Rich Pictures
A soft systems methodology tool developed by Peter Checkland. A Rich Picture is an informal, hand-drawn illustration of a complex situation — including people, processes, structures, conflicts, relationships, and feelings. By externalising the messy whole-system view into a drawing, it surfaces concerns and perspectives that structured analysis misses. There are no formal rules — messiness is a feature.
How to run it
- 1
Give each participant a large sheet of paper and coloured markers.
- 2
Set the prompt: 'Draw the situation as you see it. Include people, processes, problems, relationships, tensions, feelings — whatever is relevant. Don't worry about making it neat or logical.'
- 3
Allow 15–20 minutes of individual drawing.
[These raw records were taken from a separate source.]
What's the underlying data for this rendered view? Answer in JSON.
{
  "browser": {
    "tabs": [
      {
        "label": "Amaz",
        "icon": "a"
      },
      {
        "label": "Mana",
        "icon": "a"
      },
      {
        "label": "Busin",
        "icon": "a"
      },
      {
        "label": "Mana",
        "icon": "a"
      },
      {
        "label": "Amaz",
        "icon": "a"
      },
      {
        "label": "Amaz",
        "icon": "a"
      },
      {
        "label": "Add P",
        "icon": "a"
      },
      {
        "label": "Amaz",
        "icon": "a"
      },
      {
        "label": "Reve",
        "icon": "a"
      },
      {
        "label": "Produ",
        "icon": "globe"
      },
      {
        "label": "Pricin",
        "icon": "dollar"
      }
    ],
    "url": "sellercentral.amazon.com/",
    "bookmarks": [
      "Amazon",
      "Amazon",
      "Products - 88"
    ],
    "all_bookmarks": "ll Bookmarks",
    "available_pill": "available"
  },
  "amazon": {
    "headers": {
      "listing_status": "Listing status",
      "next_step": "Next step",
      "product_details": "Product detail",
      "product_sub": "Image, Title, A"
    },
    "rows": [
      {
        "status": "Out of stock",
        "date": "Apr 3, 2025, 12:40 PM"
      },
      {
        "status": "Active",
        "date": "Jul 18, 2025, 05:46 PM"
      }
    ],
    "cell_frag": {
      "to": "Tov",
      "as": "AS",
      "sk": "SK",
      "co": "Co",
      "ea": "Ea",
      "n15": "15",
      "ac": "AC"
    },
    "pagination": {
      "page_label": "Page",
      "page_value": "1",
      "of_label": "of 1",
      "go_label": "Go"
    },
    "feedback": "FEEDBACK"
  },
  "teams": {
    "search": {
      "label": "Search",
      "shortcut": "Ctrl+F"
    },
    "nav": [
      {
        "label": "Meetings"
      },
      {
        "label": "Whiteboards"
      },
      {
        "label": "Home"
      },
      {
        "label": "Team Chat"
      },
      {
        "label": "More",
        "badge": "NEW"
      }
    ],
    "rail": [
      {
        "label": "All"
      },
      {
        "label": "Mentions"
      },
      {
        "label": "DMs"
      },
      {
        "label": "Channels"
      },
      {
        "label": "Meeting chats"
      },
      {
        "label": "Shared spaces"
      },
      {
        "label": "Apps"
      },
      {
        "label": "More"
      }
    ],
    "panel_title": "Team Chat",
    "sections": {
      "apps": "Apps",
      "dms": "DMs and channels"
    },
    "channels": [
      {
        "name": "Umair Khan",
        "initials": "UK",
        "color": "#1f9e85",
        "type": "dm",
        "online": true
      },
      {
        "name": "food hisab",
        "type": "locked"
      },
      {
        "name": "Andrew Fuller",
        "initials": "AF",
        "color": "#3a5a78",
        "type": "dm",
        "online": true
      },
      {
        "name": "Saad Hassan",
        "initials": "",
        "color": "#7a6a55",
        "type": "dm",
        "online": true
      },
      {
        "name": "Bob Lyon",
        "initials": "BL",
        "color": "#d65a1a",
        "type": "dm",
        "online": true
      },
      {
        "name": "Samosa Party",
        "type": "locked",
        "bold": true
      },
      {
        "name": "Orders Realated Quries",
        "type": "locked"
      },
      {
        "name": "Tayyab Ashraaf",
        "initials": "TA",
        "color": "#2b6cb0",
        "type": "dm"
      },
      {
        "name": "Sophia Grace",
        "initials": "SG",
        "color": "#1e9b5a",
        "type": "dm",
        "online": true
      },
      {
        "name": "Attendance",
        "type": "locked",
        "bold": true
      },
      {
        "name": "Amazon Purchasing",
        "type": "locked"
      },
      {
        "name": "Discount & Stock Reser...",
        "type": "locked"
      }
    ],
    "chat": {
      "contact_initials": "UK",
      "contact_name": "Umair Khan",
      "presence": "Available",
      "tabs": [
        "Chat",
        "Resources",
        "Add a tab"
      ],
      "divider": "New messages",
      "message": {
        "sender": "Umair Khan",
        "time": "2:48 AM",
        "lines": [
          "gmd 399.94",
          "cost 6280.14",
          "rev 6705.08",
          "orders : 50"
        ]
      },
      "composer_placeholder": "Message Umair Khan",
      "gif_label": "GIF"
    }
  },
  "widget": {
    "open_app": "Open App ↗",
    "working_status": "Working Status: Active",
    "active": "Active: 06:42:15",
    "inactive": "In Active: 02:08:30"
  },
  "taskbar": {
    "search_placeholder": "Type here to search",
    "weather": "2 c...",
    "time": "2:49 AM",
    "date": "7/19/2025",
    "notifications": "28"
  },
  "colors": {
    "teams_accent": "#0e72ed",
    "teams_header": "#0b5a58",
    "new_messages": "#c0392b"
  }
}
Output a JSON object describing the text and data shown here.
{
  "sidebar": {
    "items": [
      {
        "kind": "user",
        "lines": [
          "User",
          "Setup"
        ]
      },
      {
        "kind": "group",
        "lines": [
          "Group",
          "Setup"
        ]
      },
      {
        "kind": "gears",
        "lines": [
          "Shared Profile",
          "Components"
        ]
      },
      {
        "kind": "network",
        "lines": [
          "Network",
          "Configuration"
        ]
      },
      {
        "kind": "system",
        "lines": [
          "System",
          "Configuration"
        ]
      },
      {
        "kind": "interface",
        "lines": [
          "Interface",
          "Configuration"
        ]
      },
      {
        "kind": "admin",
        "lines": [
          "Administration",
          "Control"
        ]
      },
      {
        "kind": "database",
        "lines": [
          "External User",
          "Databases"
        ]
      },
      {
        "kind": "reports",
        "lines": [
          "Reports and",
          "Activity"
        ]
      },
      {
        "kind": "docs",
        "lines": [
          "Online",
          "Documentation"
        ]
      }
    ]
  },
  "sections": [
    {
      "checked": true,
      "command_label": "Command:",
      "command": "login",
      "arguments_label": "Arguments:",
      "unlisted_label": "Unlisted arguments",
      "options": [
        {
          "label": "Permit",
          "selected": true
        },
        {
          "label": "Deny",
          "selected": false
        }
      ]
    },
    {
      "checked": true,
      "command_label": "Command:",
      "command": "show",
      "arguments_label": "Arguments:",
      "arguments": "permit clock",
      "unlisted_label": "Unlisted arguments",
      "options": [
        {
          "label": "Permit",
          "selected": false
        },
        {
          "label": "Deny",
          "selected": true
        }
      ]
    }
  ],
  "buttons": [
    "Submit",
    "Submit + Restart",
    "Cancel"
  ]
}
Encourage visual symbols, stick figures, speech bubbles, and annotations.
- 4
Participants share their pictures with the group, walking through what they drew and why.
- 5
Compare pictures: what appears in all of them? What appears only in one? What's missing?
- 6
Use the patterns and differences to build a richer shared understanding of the situation.
- 7
Identify the key tensions or issues to address.
Tips
Warn participants that drawing skill is irrelevant.
The act of drawing forces different thinking than writing or talking.
The differences between people's pictures are often the most valuable data — they reveal different mental models of the same situation.',
Variations
Run as a group exercise: create a collective rich picture on a large shared surface. Use in problem framing before formal analysis tools like Ishikawa or SWOT.